Wednesday, February 22, 2006

Wednesday is No Ship Day

Usually. But not lately. There's a ship in port every Wednesday this month. Oddly, there are none in port on Saturdays. Maybe Saturday is the new Wednesday.

Wednesday used to be the day that the ferry from Fort Myers would bring in a boatload of visitors from the area around there. I think that it was because of the Mallory and Hilton docks, and the outer mole, being vacant that the savvier day-trippers chose that day. It meant they could stroll leisurely about without having to deal with an overcrowded Duval St. The Fort Myers ferry is a passenger-only vessel (thankfully!).
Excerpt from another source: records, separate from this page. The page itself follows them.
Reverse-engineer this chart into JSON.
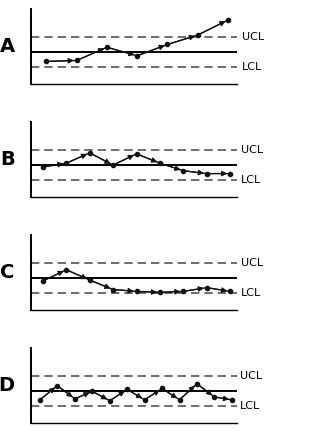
{
  "panels": [
    {
      "label": "A",
      "ucl": 3.0,
      "cl": 2.2,
      "lcl": 1.4,
      "ylim": [
        0.5,
        4.5
      ],
      "points_x": [
        1,
        2,
        3,
        4,
        5,
        6,
        7
      ],
      "points_y": [
        1.7,
        1.75,
        2.45,
        2.0,
        2.6,
        3.1,
        3.9
      ]
    },
    {
      "label": "B",
      "ucl": 3.0,
      "cl": 2.2,
      "lcl": 1.4,
      "ylim": [
        0.5,
        4.5
      ],
      "points_x": [
        1,
        2,
        3,
        4,
        5,
        6,
        7,
        8,
        9
      ],
      "points_y": [
        2.1,
        2.3,
        2.85,
        2.2,
        2.8,
        2.3,
        1.9,
        1.75,
        1.75
      ]
    },
    {
      "label": "C",
      "ucl": 3.0,
      "cl": 2.2,
      "lcl": 1.4,
      "ylim": [
        0.5,
        4.5
      ],
      "points_x": [
        1,
        2,
        3,
        4,
        5,
        6,
        7,
        8,
        9
      ],
      "points_y": [
        2.05,
        2.65,
        2.1,
        1.6,
        1.5,
        1.45,
        1.5,
        1.7,
        1.5
      ]
    },
    {
      "label": "D",
      "ucl": 3.0,
      "cl": 2.2,
      "lcl": 1.4,
      "ylim": [
        0.5,
        4.5
      ],
      "points_x": [
        1,
        2,
        3,
        4,
        5,
        6,
        7,
        8,
        9,
        10,
        11,
        12
      ],
      "points_y": [
        1.75,
        2.5,
        1.8,
        2.2,
        1.7,
        2.3,
        1.75,
        2.35,
        1.75,
        2.6,
        1.9,
        1.75
      ]
    }
  ],
  "line_color": "#111111",
  "bg_color": "#ffffff",
  "label_fontsize": 14,
  "label_fontweight": "bold",
  "annotation_fontsize": 8,
  "annotation_fontweight": "normal",
  "dashed_color": "#555555",
  "solid_color": "#000000"
}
So those coming off the ferry at the new City Ferry Terminal at the end of Caroline St. make transportation choices that don't involve automobiles. There are bicycles, motor scooters and electric cars available. Taxis and the public bus system are very nearby. Walking is an easy and attractive option. A stroll along the Key West bight can carry you as far as the Hilton Pier beyond Mallory Square, with occasional detours around some of the resorts that planted on the Gulf-side waterfront. There are restaurants galore, bars, shops, as you walk past the lower end of Duval St continue along the water, or the temptations of Duval St. itself, thirteen full blocks of unabashed commerce.

I was thinking about these things as I bicycled to the Coffee Plantation. Traffic on the streets was relatively light. Traffic was brutal yesterday. I had to take the car instead of my bicycle, so maybe I was just more aware of it, but it felt like there were real traffic jams going on in several places. The cars were maneuvering their way through the typical obstacle course of double parked delivery trucks, creeping trollies and trains, jay-walking pedestrians, long traffic light patterns, strolling roosters, and everything else.

Merchants, especially merchants of higher-end items, liked Wednesday because it usually brought in more buyers and fewer browsers. The area from which they come is typically wealthier than other parts of Florida -- think Marco Island.

We love our tourists, all of them. We, some of us, like the tourists who walk, who spend, and who like us how we are. And that's no ship.